L'Europe transpire actuellement sous une violente vague de chaleur avec des températures pouvant dépasser les 40°C. Mais tandis que les océans et les mers se réchauffent, il existe dans l'Atlantique Nord une zone qui se comporte bien différemment: le «Cold Blob» au sud du Groenland reste depuis des décennies plus froid ou se réchauffe beaucoup plus lentement que les autres océans. Un lieu oublié du changement climatique? Malheureusement non.

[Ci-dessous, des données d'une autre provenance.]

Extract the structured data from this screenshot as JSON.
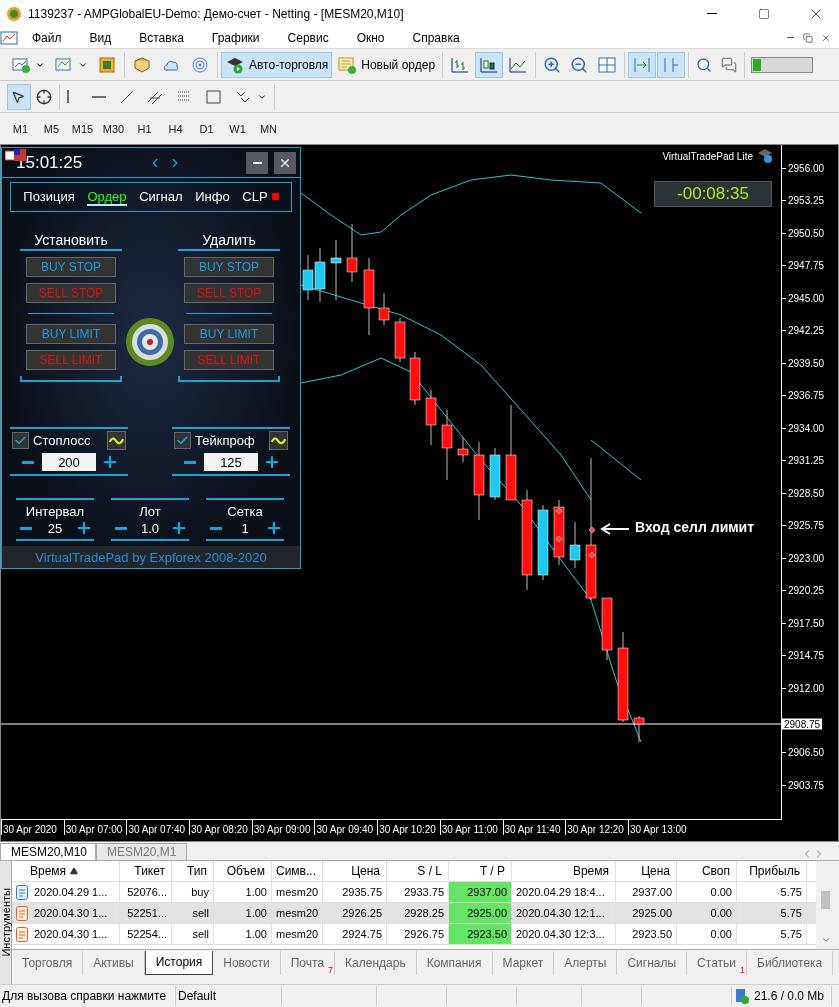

Ce point froid n'est pas un hasard, mais le signe que le courant méridienne de retournement atlantique (AMOC) s'affaiblit. Ce dernier est un immense courant marin qui transporte de l'eau chaude des tropiques vers le nord, offrant ainsi à l'Europe un climat doux. Si cette «pompe à chaleur» vacille, cela pourrait poser de sérieux problèmes au Vieux Continent, comme le rapporte le «Süddeutsche Zeitung» en référence à une étude publiée dans la revue spécialisée «Communications Earth & Environment».
Les chercheurs Kai-Yuan Li et Wei Liu de l'Université de Californie Riverside ont montré que le «Cold Blob» est un indice de l'affaiblissement de l'Amoc. Comme les mesures directes du courant ne sont disponibles que depuis 2004, ils ont utilisé des données historiques sur la température de surface de la mer et la salinité, qui remontent à 1900. Ils ont ainsi alimenté 94 modèles climatiques avec ces données. Environ la moitié d'entre eux ont montré un affaiblissement de l'AMOC.
Possible, mais plutôt improbable
Le «Cold Blob» se situe à un point important de l'AMOC: au sud du Groenland, là où de l'eau dense et salée descend et reflue au fond de l'océan. Mais ici, l'eau n'est pas seulement froide, elle est aussi moins salée, car diluée par l'eau de fonte des glaciers du Groenland, plus abondante en raison du réchauffement climatique. Cette eau plus légère freine la descente et donc l'ensemble du courant.
Stefan Rahmstorf, de l'Institut de Potsdam pour la recherche sur les conséquences climatiques, confirme que cette «bulle froide» est une empreinte claire de l'affaiblissement de l'AMOC qui s'affaiblit. Cette bulle peut même être détectée jusqu'à 1000 mètres de profondeur. Depuis le milieu du 20e siècle, l'AMOC a perdu environ 12 à 15% de sa force. Ce n'est pas encore dramatique, mais c'est inquiétant.
On ne sait pas si l'AMOC va bientôt s'effondrer complètement. Un point de basculement, à partir duquel le courant se tarirait durablement, est considéré comme possible, mais plutôt improbable au cours de ce siècle. Un nouvel affaiblissement allant jusqu'à 43% est plus probable. Mais même un affaiblissement modéré peut déjà apporter des hivers beaucoup plus froids en Europe et modifier fortement la météo.
Le Vieux Continent sous la glace
René van Westen de l'Université d'Utrecht met en garde: un effondrement de l'AMOC rendrait l'Europe nettement plus froide. Berlin pourrait alors connaître 54 jours de gel supplémentaires par an, et les fortes tempêtes hivernales seraient plus fréquentes. Les chercheurs ne s'attendent toutefois à de tels scénarios qu'au 22e siècle, lorsque le climat se sera adapté à long terme à la modification de la circulation océanique.
A court terme, le refroidissement dû à un AMOC plus faible entre en concurrence avec le réchauffement global général, ce qui rend les prévisions difficiles pour l'Europe. Mais à long terme, son effondrement serait un très mauvais scénario, avec des températures plus froides, une hausse du niveau de la mer et des zones de pluie modifiées.
Les climatologues comme Stefan Rahmstorf soulignent donc que le risque d'effondrement peut être considérablement réduit si le réchauffement de la planète est limité à 1,5°C. La protection du climat est une nécessité urgente pour maintenir la stabilité du climat européen, même si une vague de chaleur peut laisser penser le contraire.